BESPOKE ARCHITECTURE

The mix of sweeping modern curves, concrete and historic architecture designed by hip Heatherwick studio and realised by developer Argent is taking its final shape and is nearly 75% leased. The location of every retail unit has been cleverly determined. Michelin-starred French chef Alain Ducasse’s café and shop, Le Chocolat, is near the entrance, so the smell of warm chocolate wafts along the canal, drawing people in viscerally.

IT’S BARELY BRANDED

Even the hoardings around the development and its head office are discreetly labelled. It’s the antithesis to Westfield’s near-generic blueprints, which feature mostly indoor shopping spaces.

IT RECALIBRATES WHAT GROUP RETAILING MEANS

As well as homes, offices and education (Central Saint Martins is just next door in Granary Square), its village-like layout has plenty of opportunities for outdoor events based around music and culture. Public areas and wow factor brand concept spaces act as a conduit for engaging with young trendsetters and tastemakers that can’t necessarily shop at this stage, but are future spenders.

THERE’S A SHREWD MIX OF HIGH AND LOW END RETAILERS

Like a petri dish for the evolving retail sector, Coal Drops packs in a wide variety of shops, from global names like Samsung and Paul Smith, through to artisanal brands like eyewear label Cubitts, eco-luxe accessories company Lost Property London and cult homewares designer Tom Dixon.

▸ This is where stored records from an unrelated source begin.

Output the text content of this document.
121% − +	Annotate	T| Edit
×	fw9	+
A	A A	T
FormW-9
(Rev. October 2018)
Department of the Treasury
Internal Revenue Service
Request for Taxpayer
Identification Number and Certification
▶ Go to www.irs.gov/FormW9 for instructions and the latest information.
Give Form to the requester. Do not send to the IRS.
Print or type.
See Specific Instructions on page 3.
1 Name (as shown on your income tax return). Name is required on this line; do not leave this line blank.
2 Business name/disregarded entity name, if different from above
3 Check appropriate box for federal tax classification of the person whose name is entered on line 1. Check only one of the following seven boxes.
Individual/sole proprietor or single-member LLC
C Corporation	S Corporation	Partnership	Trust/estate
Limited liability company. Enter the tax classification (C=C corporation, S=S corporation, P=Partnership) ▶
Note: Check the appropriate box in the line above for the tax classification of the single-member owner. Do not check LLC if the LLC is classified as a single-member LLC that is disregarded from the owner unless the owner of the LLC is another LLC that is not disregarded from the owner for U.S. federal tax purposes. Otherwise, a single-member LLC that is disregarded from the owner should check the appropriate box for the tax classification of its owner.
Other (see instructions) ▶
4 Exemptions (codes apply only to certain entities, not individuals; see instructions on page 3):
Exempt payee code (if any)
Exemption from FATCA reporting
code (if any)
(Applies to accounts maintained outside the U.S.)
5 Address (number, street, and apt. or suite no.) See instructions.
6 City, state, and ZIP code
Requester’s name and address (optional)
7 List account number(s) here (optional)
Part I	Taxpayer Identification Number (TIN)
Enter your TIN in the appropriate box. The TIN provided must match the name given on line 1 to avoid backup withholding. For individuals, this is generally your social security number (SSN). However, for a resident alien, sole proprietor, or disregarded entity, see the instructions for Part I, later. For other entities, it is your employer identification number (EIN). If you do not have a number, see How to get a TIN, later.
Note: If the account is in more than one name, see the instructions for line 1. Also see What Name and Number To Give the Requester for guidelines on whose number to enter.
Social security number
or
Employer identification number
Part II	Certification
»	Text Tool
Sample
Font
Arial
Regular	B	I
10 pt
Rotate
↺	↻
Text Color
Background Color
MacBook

Concept-led stores offer everything from pencils and candles up to lighting and furniture. After all, shoppers rarely stick to one price point nowadays.

AND IT MAKES THINGS MORE ACCESSIBLE FOR SMALLER RETAILERS, TOO…

Several collectives in Lower Stable Street, which comprises smaller units, will be given over to smaller retailers and collectives, many of which will undertake events like product-making workshops with local schools. There’s also specific space for service-based tenants in the grooming and beauty world such as barbershops, beauty salons and a tattoo joint.

FINANCIAL POTENTIAL IS CONSIDERABLE

With the halo effect of the commercial-institutional heavyweights set to open, Coal Drops could be registering a potential spending power of approximately £1.6bn per year – if it can deliver the concept authentically. With only three months to go, we don’t have to wait long to see if a retail scheme 160 years in the making will succeed where other high streets have failed.